8. Abstengámonos de encarecer a una persona el mérito que encontremos en algún objeto que le pertenezca, cuando por debernos servicios importantes, sobre todo si éstos son recientes, o por cualquier otra consideración, debamos temer que se crea en el caso de obsequiarnos presentándonos aquello que ya sabe cuanto nos agrada.

9. Es falta de tacto hacer detenidos elogios de un profesor delante de alguno de sus comprofesores; lo mismo que de una persona cualquiera delante de otra que sabemos le es desafecta.

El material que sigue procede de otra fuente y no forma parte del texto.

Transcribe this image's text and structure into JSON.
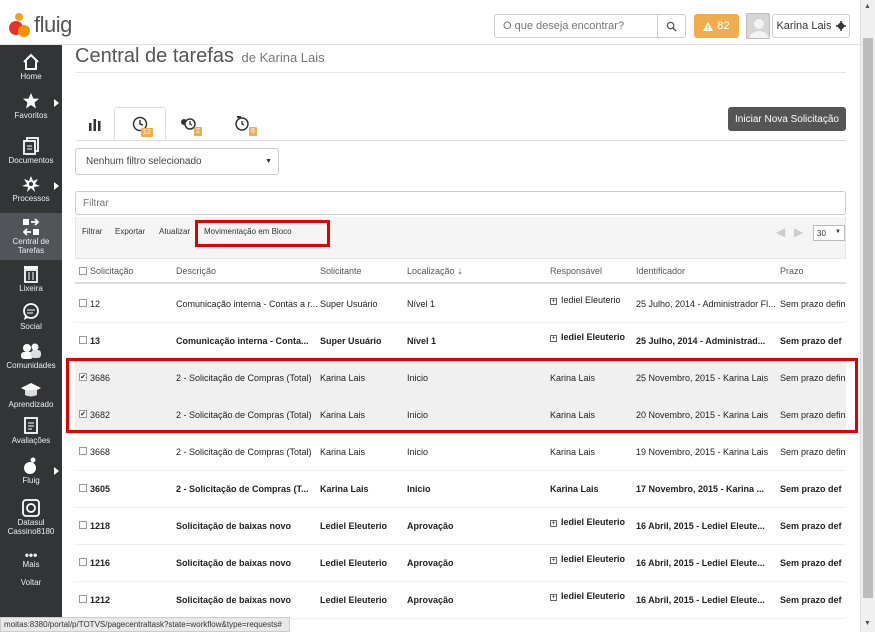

10. Necesitamos poseer un fino tacto para manejarnos dignamente cuando se nos tributan elogios personales. No podemos rechazarlos bruscamente, porque apareceríamos a un mismo tiempo desagradecidos e inciviles; ni aceptarlos sin contradicción como un homenaje que se nos debe; porque ésta sería una muestra del más necio y repugnante orgullo; ni manifestar con empeño que nos creamos enteramente destituidos del mérito que se nos concede y realmente poseemos, porque de esta manera parecería que deseábamos que se nos lisonjease todavía más entrando a probar lo que negábamos. Iguales consideraciones deben guiar nuestra conducta, cuando delante de nosotros se tributan elogios a personas de nuestra propia familia.

11. Evitemos cuidadosamente el decir de nosotros ninguna cosa que pueda directa o indirectamente ceder en nuestro propio elogio. Verdad es que en ocasiones basta conducirnos en ellas con tal naturalidad, que no aparezcamos inmodestos o presuntuosos, ni por la vehemencia de nuestras expresiones, ni por su excesiva franqueza, ni por el empleo de frases cortadas, de palabras anfibológicas o de reticencias, las cuales se ven siempre en estos casos como signos de aquella fingida modestia que sirve de disfraz al necio orgullo.

12. Para discurrir en sociedad sobre los vicios, las malas costumbres, las deformidades naturales, etcétera, veamos antes si entre las personas que nos oyen hay algunas a quien nuestras palabras pueden mortificar, no ya por adolecer ella misma de los defectos de que hablemos, sino por hallarse en este caso alguno de sus parientes o de sus amigos más inmediatos.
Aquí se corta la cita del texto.